Now that it actually runs, I can say that the game lives up to the high standards set by the console version. The amount of detail on display is stunning, and it's tough to revel in it on a console. On a PC, you're up close with the graphics and can pick out all the little things that make this world come alive. Not all games need beautiful water reflections or to be able to see the decal on Arthur Morgan's jacket, but it's astounding when you can.

A great addition to the PC version of the game is the Photo Mode.

A quick benchmark test (which is built into the graphics settings in the game) said I was getting, on average, a smooth 60 frames per second (FPS). Other advanced options within the game allow you to choose a graphics API. The game crashed when I used Vulkan, but moving it to DirectX 12 fixed those issues, and the performance is similar. If you're lucky, you can run the game in 4K.

A great addition to the PC version of the game is the Photo Mode. Hit a button (F6 by default but you can remap your key bindings) and you can take a picture of Arthur and his crew at any moment, tweak multiple settings, and save it to your computer. You can change the depth of field, give a photo some old-timey filters, and I don't think every game needs a social account, but being able to quickly upload photos to the social club (and it is quite quick) is a bonus.

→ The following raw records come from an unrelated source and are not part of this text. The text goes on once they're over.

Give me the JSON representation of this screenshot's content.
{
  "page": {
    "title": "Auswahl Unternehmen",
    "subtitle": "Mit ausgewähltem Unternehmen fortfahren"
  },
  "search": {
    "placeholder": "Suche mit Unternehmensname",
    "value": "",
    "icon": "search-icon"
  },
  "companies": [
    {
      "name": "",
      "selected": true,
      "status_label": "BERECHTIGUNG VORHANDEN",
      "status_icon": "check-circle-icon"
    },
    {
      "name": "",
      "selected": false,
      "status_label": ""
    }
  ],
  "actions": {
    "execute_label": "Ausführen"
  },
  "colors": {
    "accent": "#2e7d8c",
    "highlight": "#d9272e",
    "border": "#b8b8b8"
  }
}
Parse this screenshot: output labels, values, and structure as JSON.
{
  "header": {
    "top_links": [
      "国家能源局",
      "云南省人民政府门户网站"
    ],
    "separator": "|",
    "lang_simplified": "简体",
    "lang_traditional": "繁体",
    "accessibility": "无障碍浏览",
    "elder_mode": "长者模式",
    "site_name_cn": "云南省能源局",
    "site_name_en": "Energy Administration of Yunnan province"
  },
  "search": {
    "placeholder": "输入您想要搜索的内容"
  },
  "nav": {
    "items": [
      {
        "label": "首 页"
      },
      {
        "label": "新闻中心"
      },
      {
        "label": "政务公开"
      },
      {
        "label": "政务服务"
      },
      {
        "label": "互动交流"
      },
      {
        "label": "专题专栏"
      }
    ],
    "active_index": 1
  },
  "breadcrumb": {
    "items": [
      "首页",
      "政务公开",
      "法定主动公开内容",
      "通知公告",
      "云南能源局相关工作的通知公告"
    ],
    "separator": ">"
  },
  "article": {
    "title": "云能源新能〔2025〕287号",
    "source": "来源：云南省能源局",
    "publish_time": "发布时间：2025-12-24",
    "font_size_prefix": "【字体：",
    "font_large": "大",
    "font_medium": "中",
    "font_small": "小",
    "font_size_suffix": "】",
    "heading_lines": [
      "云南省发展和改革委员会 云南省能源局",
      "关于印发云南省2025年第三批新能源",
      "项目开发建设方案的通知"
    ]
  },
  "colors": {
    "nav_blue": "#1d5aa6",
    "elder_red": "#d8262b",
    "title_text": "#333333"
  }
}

I'm not too far in the game yet, but the one complaint I have is that there are almost too many controls. This is an issue apparent on consoles, too, since there's a lot you can do in Red Dead Redemption II. It's tough sometimes to keep all my controls straight since I feel like I'm using the majority of my keyboard.

That sums up my thoughts on the game so far: it's a lot. Sometimes this is for the game's benefit since the huge draw of Red Dead Redemption II is its complexity. You can do just about anything in this game, and it pushes the idea of what's possible in an open-world setting. Other times it feels overwhelming, especially when you consider the options.

I also have to wonder if its intensive nature, which requires a good if not great PC rig, is to its detriment. How many people will successfully be able to play the game? If Reddit is any indication, the game runs fine on much lower settings (which I can confirm since I was forced into Safe Mode), so this looks to be a non-issue, but we'll see how it all runs now that everything, you know, works.